Duncan feels the diocese's plan is "a means to present to the most innocent among us ideas they could never conceive of on their own," as he believes children can't come to the idea of being transgender on their own.
"I just don't believe it works that way," Brandt said. "We will continue to teach the teachings of the Church. We will not water them down. We will not change them."
She added the diocese is "not going to support a child considering a change in gender." That means no support for surgical procedures or hormonal treatments.
She also doesn't expect discussions about gender or sexuality to happen outside of curriculum.
Youngs said the diocese hasn't had to respond much in the past to enrollment situations like those the new plan offers guidance for, and "we don't expect to have to deal with it much in the future."
"We are being forced to deal with that because it's so much in the public eye," she said.
As for fears of whether parents will abide by the agreements they sign on to, "how can we monitor anything that we ask parents to do?" Youngs said.
"We're not living in the houses with families," Brandt said. They do make observations of the students' actions, though, like a student saying, "'Well, my mom says this isn't right.'"
Youngs said Bishop John Gaydos is "very pleased" with the new guidance and it has his full approval. "He was present when we presented this at a high level."
"From our constituency, the pastors and principals that deal with our Catholic schools" — the people who will use the guidance — responses have been mostly positive, Young said.
Duncan said he knows of about 100 people locally who have written, called or inquired at schools about the new guidance, noting concerns are not coming exclusively from Roman Catholic parents.
David Barton, a parishioner at Mary Immaculate in Kirksville, said he's aware of members from 18 Mid-Missouri cities who have asked the diocese to rescind the guidance.

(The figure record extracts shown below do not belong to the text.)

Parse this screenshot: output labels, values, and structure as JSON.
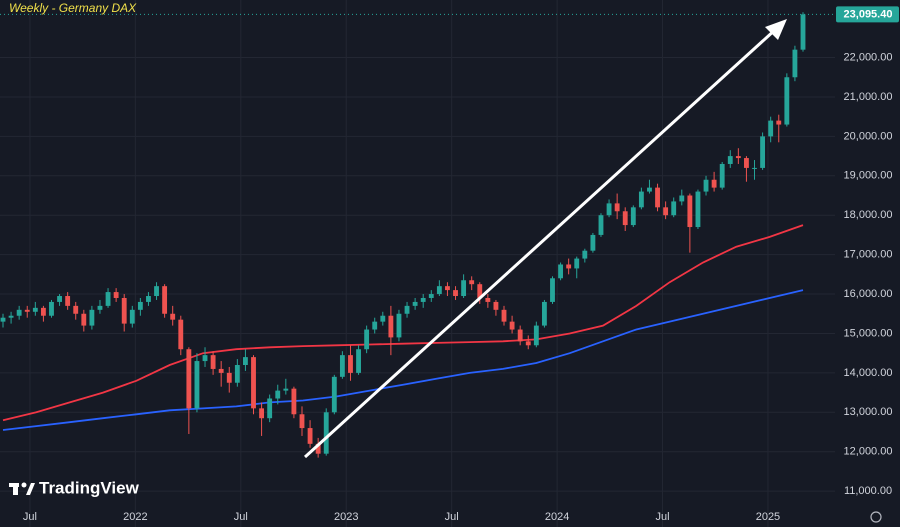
{
  "chart_data": {
    "type": "candlestick",
    "title": "Weekly - Germany DAX",
    "brand": "TradingView",
    "up_color": "#26a69a",
    "down_color": "#ef5350",
    "grid": true,
    "ylim": [
      10090,
      23460
    ],
    "yticks": [
      {
        "value": 11000,
        "label": "11,000.00"
      },
      {
        "value": 12000,
        "label": "12,000.00"
      },
      {
        "value": 13000,
        "label": "13,000.00"
      },
      {
        "value": 14000,
        "label": "14,000.00"
      },
      {
        "value": 15000,
        "label": "15,000.00"
      },
      {
        "value": 16000,
        "label": "16,000.00"
      },
      {
        "value": 17000,
        "label": "17,000.00"
      },
      {
        "value": 18000,
        "label": "18,000.00"
      },
      {
        "value": 19000,
        "label": "19,000.00"
      },
      {
        "value": 20000,
        "label": "20,000.00"
      },
      {
        "value": 21000,
        "label": "21,000.00"
      },
      {
        "value": 22000,
        "label": "22,000.00"
      }
    ],
    "xlim": [
      2021.358,
      2025.318
    ],
    "xticks": [
      {
        "value": 2021.5,
        "label": "Jul"
      },
      2022,
      {
        "value": 2022.5,
        "label": "Jul"
      },
      2023,
      {
        "value": 2023.5,
        "label": "Jul"
      },
      2024,
      {
        "value": 2024.5,
        "label": "Jul"
      },
      2025
    ],
    "last_price": {
      "value": 23095.4,
      "label": "23,095.40"
    },
    "ohlc": [
      [
        15300,
        15500,
        15150,
        15400
      ],
      [
        15400,
        15550,
        15250,
        15450
      ],
      [
        15450,
        15700,
        15350,
        15600
      ],
      [
        15600,
        15700,
        15400,
        15550
      ],
      [
        15550,
        15800,
        15450,
        15650
      ],
      [
        15650,
        15700,
        15300,
        15450
      ],
      [
        15450,
        15850,
        15400,
        15800
      ],
      [
        15800,
        16000,
        15700,
        15950
      ],
      [
        15950,
        16050,
        15600,
        15700
      ],
      [
        15700,
        15800,
        15350,
        15500
      ],
      [
        15500,
        15600,
        15050,
        15200
      ],
      [
        15200,
        15700,
        15100,
        15600
      ],
      [
        15600,
        15850,
        15500,
        15700
      ],
      [
        15700,
        16150,
        15650,
        16050
      ],
      [
        16050,
        16150,
        15800,
        15900
      ],
      [
        15900,
        16000,
        15050,
        15250
      ],
      [
        15250,
        15700,
        15150,
        15600
      ],
      [
        15600,
        15900,
        15450,
        15800
      ],
      [
        15800,
        16050,
        15700,
        15950
      ],
      [
        15950,
        16300,
        15850,
        16200
      ],
      [
        16200,
        16250,
        15400,
        15500
      ],
      [
        15500,
        15700,
        15200,
        15350
      ],
      [
        15350,
        15450,
        14450,
        14600
      ],
      [
        14600,
        14650,
        12450,
        13100
      ],
      [
        13100,
        14500,
        13000,
        14300
      ],
      [
        14300,
        14650,
        14150,
        14450
      ],
      [
        14450,
        14550,
        13950,
        14100
      ],
      [
        14100,
        14300,
        13650,
        14000
      ],
      [
        14000,
        14150,
        13500,
        13750
      ],
      [
        13750,
        14350,
        13650,
        14200
      ],
      [
        14200,
        14600,
        14050,
        14400
      ],
      [
        14400,
        14450,
        12950,
        13100
      ],
      [
        13100,
        13250,
        12400,
        12850
      ],
      [
        12850,
        13450,
        12750,
        13350
      ],
      [
        13350,
        13700,
        13200,
        13550
      ],
      [
        13550,
        13850,
        13450,
        13600
      ],
      [
        13600,
        13650,
        12850,
        12950
      ],
      [
        12950,
        13150,
        12400,
        12600
      ],
      [
        12600,
        12800,
        12100,
        12200
      ],
      [
        12200,
        12350,
        11850,
        11950
      ],
      [
        11950,
        13100,
        11900,
        13000
      ],
      [
        13000,
        13950,
        12950,
        13900
      ],
      [
        13900,
        14550,
        13850,
        14450
      ],
      [
        14450,
        14700,
        13800,
        14000
      ],
      [
        14000,
        14700,
        13950,
        14600
      ],
      [
        14600,
        15200,
        14500,
        15100
      ],
      [
        15100,
        15400,
        15000,
        15300
      ],
      [
        15300,
        15550,
        15200,
        15450
      ],
      [
        15450,
        15700,
        14450,
        14900
      ],
      [
        14900,
        15600,
        14800,
        15500
      ],
      [
        15500,
        15800,
        15400,
        15700
      ],
      [
        15700,
        15900,
        15600,
        15800
      ],
      [
        15800,
        16000,
        15650,
        15900
      ],
      [
        15900,
        16100,
        15800,
        16000
      ],
      [
        16000,
        16350,
        15950,
        16200
      ],
      [
        16200,
        16300,
        15950,
        16100
      ],
      [
        16100,
        16200,
        15850,
        15950
      ],
      [
        15950,
        16500,
        15900,
        16350
      ],
      [
        16350,
        16450,
        16100,
        16250
      ],
      [
        16250,
        16300,
        15750,
        15900
      ],
      [
        15900,
        16000,
        15650,
        15800
      ],
      [
        15800,
        15850,
        15450,
        15600
      ],
      [
        15600,
        15700,
        15200,
        15300
      ],
      [
        15300,
        15450,
        15000,
        15100
      ],
      [
        15100,
        15200,
        14700,
        14800
      ],
      [
        14800,
        14950,
        14600,
        14700
      ],
      [
        14700,
        15300,
        14650,
        15200
      ],
      [
        15200,
        15850,
        15150,
        15800
      ],
      [
        15800,
        16450,
        15750,
        16400
      ],
      [
        16400,
        16800,
        16350,
        16750
      ],
      [
        16750,
        16900,
        16500,
        16650
      ],
      [
        16650,
        16950,
        16400,
        16900
      ],
      [
        16900,
        17150,
        16800,
        17100
      ],
      [
        17100,
        17550,
        17050,
        17500
      ],
      [
        17500,
        18050,
        17450,
        18000
      ],
      [
        18000,
        18400,
        17950,
        18300
      ],
      [
        18300,
        18550,
        17900,
        18100
      ],
      [
        18100,
        18200,
        17600,
        17750
      ],
      [
        17750,
        18250,
        17700,
        18200
      ],
      [
        18200,
        18700,
        18150,
        18600
      ],
      [
        18600,
        18900,
        18550,
        18700
      ],
      [
        18700,
        18800,
        18100,
        18200
      ],
      [
        18200,
        18350,
        17900,
        18000
      ],
      [
        18000,
        18450,
        17950,
        18350
      ],
      [
        18350,
        18650,
        18250,
        18500
      ],
      [
        18500,
        18550,
        17050,
        17700
      ],
      [
        17700,
        18650,
        17650,
        18600
      ],
      [
        18600,
        19000,
        18500,
        18900
      ],
      [
        18900,
        19100,
        18600,
        18700
      ],
      [
        18700,
        19350,
        18650,
        19300
      ],
      [
        19300,
        19650,
        19200,
        19500
      ],
      [
        19500,
        19700,
        19300,
        19450
      ],
      [
        19450,
        19500,
        18850,
        19200
      ],
      [
        19200,
        19400,
        18900,
        19200
      ],
      [
        19200,
        20100,
        19150,
        20000
      ],
      [
        20000,
        20500,
        19850,
        20400
      ],
      [
        20400,
        20550,
        19850,
        20300
      ],
      [
        20300,
        21600,
        20250,
        21500
      ],
      [
        21500,
        22300,
        21400,
        22200
      ],
      [
        22200,
        23150,
        22150,
        23095.4
      ]
    ],
    "series": [
      {
        "color": "#f23645",
        "values": [
          12800,
          13000,
          13250,
          13500,
          13800,
          14200,
          14500,
          14600,
          14650,
          14680,
          14700,
          14720,
          14740,
          14760,
          14780,
          14800,
          14850,
          15000,
          15200,
          15700,
          16300,
          16800,
          17200,
          17450,
          17750
        ]
      },
      {
        "color": "#2962ff",
        "values": [
          12550,
          12650,
          12750,
          12850,
          12950,
          13050,
          13100,
          13150,
          13250,
          13300,
          13400,
          13550,
          13700,
          13850,
          14000,
          14100,
          14250,
          14500,
          14800,
          15100,
          15300,
          15500,
          15700,
          15900,
          16100
        ]
      }
    ]
  }
}
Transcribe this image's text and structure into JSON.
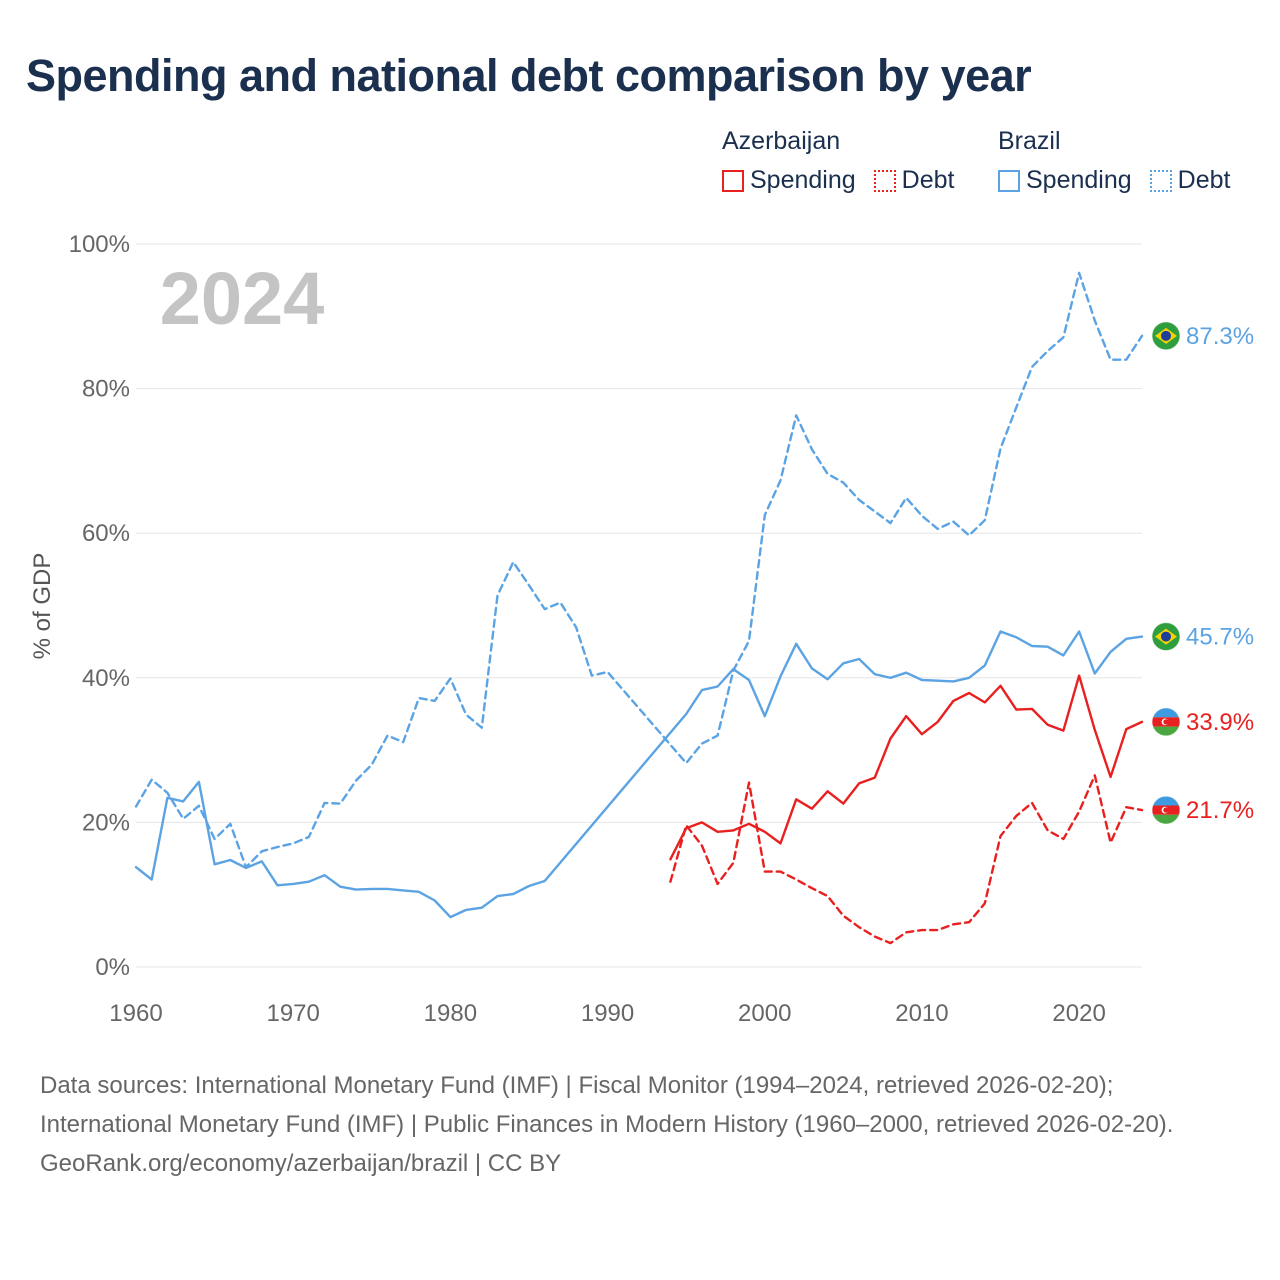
{
  "title": "Spending and national debt comparison by year",
  "legend": {
    "groups": [
      {
        "name": "Azerbaijan",
        "color": "#e8201f",
        "items": [
          "Spending",
          "Debt"
        ]
      },
      {
        "name": "Brazil",
        "color": "#5ba3e3",
        "items": [
          "Spending",
          "Debt"
        ]
      }
    ]
  },
  "footer": {
    "sources": "Data sources: International Monetary Fund (IMF) | Fiscal Monitor (1994–2024, retrieved 2026-02-20); International Monetary Fund (IMF) | Public Finances in Modern History (1960–2000, retrieved 2026-02-20).",
    "credit": "GeoRank.org/economy/azerbaijan/brazil | CC BY"
  },
  "chart_data": {
    "type": "line",
    "year_label": "2024",
    "ylabel": "% of GDP",
    "xlim": [
      1960,
      2024
    ],
    "ylim": [
      0,
      100
    ],
    "xticks": [
      1960,
      1970,
      1980,
      1990,
      2000,
      2010,
      2020
    ],
    "yticks": [
      0,
      20,
      40,
      60,
      80,
      100
    ],
    "ytick_labels": [
      "0%",
      "20%",
      "40%",
      "60%",
      "80%",
      "100%"
    ],
    "series": [
      {
        "name": "Brazil Debt",
        "country": "Brazil",
        "metric": "Debt",
        "color": "#5ba3e3",
        "dash": true,
        "end_label": "87.3%",
        "flag": "brazil",
        "x": [
          1960,
          1961,
          1962,
          1963,
          1964,
          1965,
          1966,
          1967,
          1968,
          1969,
          1970,
          1971,
          1972,
          1973,
          1974,
          1975,
          1976,
          1977,
          1978,
          1979,
          1980,
          1981,
          1982,
          1983,
          1984,
          1985,
          1986,
          1987,
          1988,
          1989,
          1990,
          1995,
          1996,
          1997,
          1998,
          1999,
          2000,
          2001,
          2002,
          2003,
          2004,
          2005,
          2006,
          2007,
          2008,
          2009,
          2010,
          2011,
          2012,
          2013,
          2014,
          2015,
          2016,
          2017,
          2018,
          2019,
          2020,
          2021,
          2022,
          2023,
          2024
        ],
        "y": [
          22.2,
          25.9,
          24.1,
          20.5,
          22.3,
          17.7,
          19.8,
          13.8,
          16.0,
          16.6,
          17.1,
          18.0,
          22.7,
          22.6,
          25.8,
          28.0,
          32.0,
          31.1,
          37.2,
          36.8,
          39.9,
          34.9,
          33.1,
          51.4,
          56.0,
          52.8,
          49.5,
          50.4,
          47.0,
          40.3,
          40.8,
          28.2,
          30.9,
          32.0,
          41.0,
          45.1,
          62.5,
          67.3,
          76.3,
          71.6,
          68.2,
          67.0,
          64.6,
          63.0,
          61.4,
          64.9,
          62.4,
          60.6,
          61.6,
          59.7,
          61.8,
          71.7,
          77.4,
          83.0,
          85.2,
          87.1,
          96.0,
          89.4,
          84.0,
          84.0,
          87.3
        ]
      },
      {
        "name": "Brazil Spending",
        "country": "Brazil",
        "metric": "Spending",
        "color": "#5ba3e3",
        "dash": false,
        "end_label": "45.7%",
        "flag": "brazil",
        "x": [
          1960,
          1961,
          1962,
          1963,
          1964,
          1965,
          1966,
          1967,
          1968,
          1969,
          1970,
          1971,
          1972,
          1973,
          1974,
          1975,
          1976,
          1977,
          1978,
          1979,
          1980,
          1981,
          1982,
          1983,
          1984,
          1985,
          1986,
          1995,
          1996,
          1997,
          1998,
          1999,
          2000,
          2001,
          2002,
          2003,
          2004,
          2005,
          2006,
          2007,
          2008,
          2009,
          2010,
          2011,
          2012,
          2013,
          2014,
          2015,
          2016,
          2017,
          2018,
          2019,
          2020,
          2021,
          2022,
          2023,
          2024
        ],
        "y": [
          13.8,
          12.1,
          23.4,
          22.9,
          25.6,
          14.2,
          14.8,
          13.7,
          14.6,
          11.3,
          11.5,
          11.8,
          12.7,
          11.1,
          10.7,
          10.8,
          10.8,
          10.6,
          10.4,
          9.2,
          6.9,
          7.9,
          8.2,
          9.8,
          10.1,
          11.2,
          11.9,
          35.0,
          38.3,
          38.8,
          41.2,
          39.7,
          34.7,
          40.2,
          44.7,
          41.3,
          39.8,
          42.0,
          42.6,
          40.5,
          40.0,
          40.7,
          39.7,
          39.6,
          39.5,
          40.0,
          41.7,
          46.4,
          45.6,
          44.4,
          44.3,
          43.1,
          46.4,
          40.6,
          43.6,
          45.4,
          45.7
        ]
      },
      {
        "name": "Azerbaijan Spending",
        "country": "Azerbaijan",
        "metric": "Spending",
        "color": "#e8201f",
        "dash": false,
        "end_label": "33.9%",
        "flag": "azerbaijan",
        "x": [
          1994,
          1995,
          1996,
          1997,
          1998,
          1999,
          2000,
          2001,
          2002,
          2003,
          2004,
          2005,
          2006,
          2007,
          2008,
          2009,
          2010,
          2011,
          2012,
          2013,
          2014,
          2015,
          2016,
          2017,
          2018,
          2019,
          2020,
          2021,
          2022,
          2023,
          2024
        ],
        "y": [
          14.9,
          19.2,
          20.0,
          18.7,
          18.9,
          19.8,
          18.7,
          17.1,
          23.2,
          21.9,
          24.3,
          22.6,
          25.4,
          26.2,
          31.6,
          34.7,
          32.2,
          33.9,
          36.8,
          37.9,
          36.6,
          38.9,
          35.6,
          35.7,
          33.5,
          32.7,
          40.3,
          32.8,
          26.3,
          32.9,
          33.9
        ]
      },
      {
        "name": "Azerbaijan Debt",
        "country": "Azerbaijan",
        "metric": "Debt",
        "color": "#e8201f",
        "dash": true,
        "end_label": "21.7%",
        "flag": "azerbaijan",
        "x": [
          1994,
          1995,
          1996,
          1997,
          1998,
          1999,
          2000,
          2001,
          2002,
          2003,
          2004,
          2005,
          2006,
          2007,
          2008,
          2009,
          2010,
          2011,
          2012,
          2013,
          2014,
          2015,
          2016,
          2017,
          2018,
          2019,
          2020,
          2021,
          2022,
          2023,
          2024
        ],
        "y": [
          11.8,
          19.6,
          16.8,
          11.5,
          14.4,
          25.5,
          13.2,
          13.2,
          12.1,
          10.9,
          9.8,
          7.1,
          5.5,
          4.2,
          3.3,
          4.8,
          5.1,
          5.1,
          5.9,
          6.2,
          8.8,
          18.1,
          20.9,
          22.7,
          18.9,
          17.7,
          21.5,
          26.5,
          17.2,
          22.1,
          21.7
        ]
      }
    ]
  }
}
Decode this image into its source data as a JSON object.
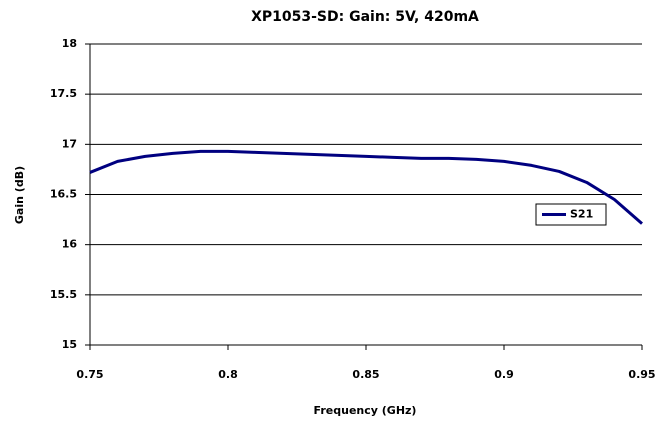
{
  "chart_data": {
    "type": "line",
    "title": "XP1053-SD: Gain: 5V, 420mA",
    "x_label": "Frequency (GHz)",
    "y_label": "Gain (dB)",
    "x": [
      0.75,
      0.76,
      0.77,
      0.78,
      0.79,
      0.8,
      0.81,
      0.82,
      0.83,
      0.84,
      0.85,
      0.86,
      0.87,
      0.88,
      0.89,
      0.9,
      0.91,
      0.92,
      0.93,
      0.94,
      0.95
    ],
    "series": [
      {
        "name": "S21",
        "color": "#000080",
        "values": [
          16.72,
          16.83,
          16.88,
          16.91,
          16.93,
          16.93,
          16.92,
          16.91,
          16.9,
          16.89,
          16.88,
          16.87,
          16.86,
          16.86,
          16.85,
          16.83,
          16.79,
          16.73,
          16.62,
          16.45,
          16.21
        ]
      }
    ],
    "xlim": [
      0.75,
      0.95
    ],
    "xticks": [
      0.75,
      0.8,
      0.85,
      0.9,
      0.95
    ],
    "ylim": [
      15,
      18
    ],
    "yticks": [
      15,
      15.5,
      16,
      16.5,
      17,
      17.5,
      18
    ],
    "grid": true,
    "legend": "right"
  }
}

He named all 18 locations, including Jefferson City, Columbia, Monroe City, Macon, Moberly and Mexico.
"I know I'm going to fight until it's changed, until it's rescinded," he said. He said he has three granddaughters in Catholic schools.
Quinn said he has three elementary-age children in Catholic schools. "I bring my kids there for truth and salvation. I can't risk that."
"The reason we have Catholic schools is to teach Catholic kids how to live a Catholic life," Barton said. While he thinks there should be Catholic outreach to LGBT communities, he said that should not include schools.
"It's difficult to raise your own kids as it is," let alone ask them to act as evangelists, Duncan said. "It can't be our children."
This represents a divide from how diocesan officials view the role of Catholic schools in the church's relationship with the world.
"We are a community unto ourselves, but we can't keep that to ourselves," Youngs said.
She added, if any family wants to enroll their children in Catholic schools, the diocese wants to evangelize to them and "to bring them closer to what Jesus teaches."
"We've got a big church. At the core, all the people who are members of this church can agree on the core values" — the sacrament of the Eucharist, the church being founded on Jesus and the apostles, and the pope being the successor to that tradition, she explained.
Brandt said any bridges that can be built with opponents of the diocese's guidance can use the same processes the documents lay out: encouragement of dialogue and conversations about questions.
"By being able to engage in some civil conversation, and not just accusatory conversation, I think we all grow," she said.
"I really believe the Holy Spirit is active in our church," she added. Through prayer, "the Spirit is guiding us in this, even in the midst of what at times seems to be challenges and disagreements."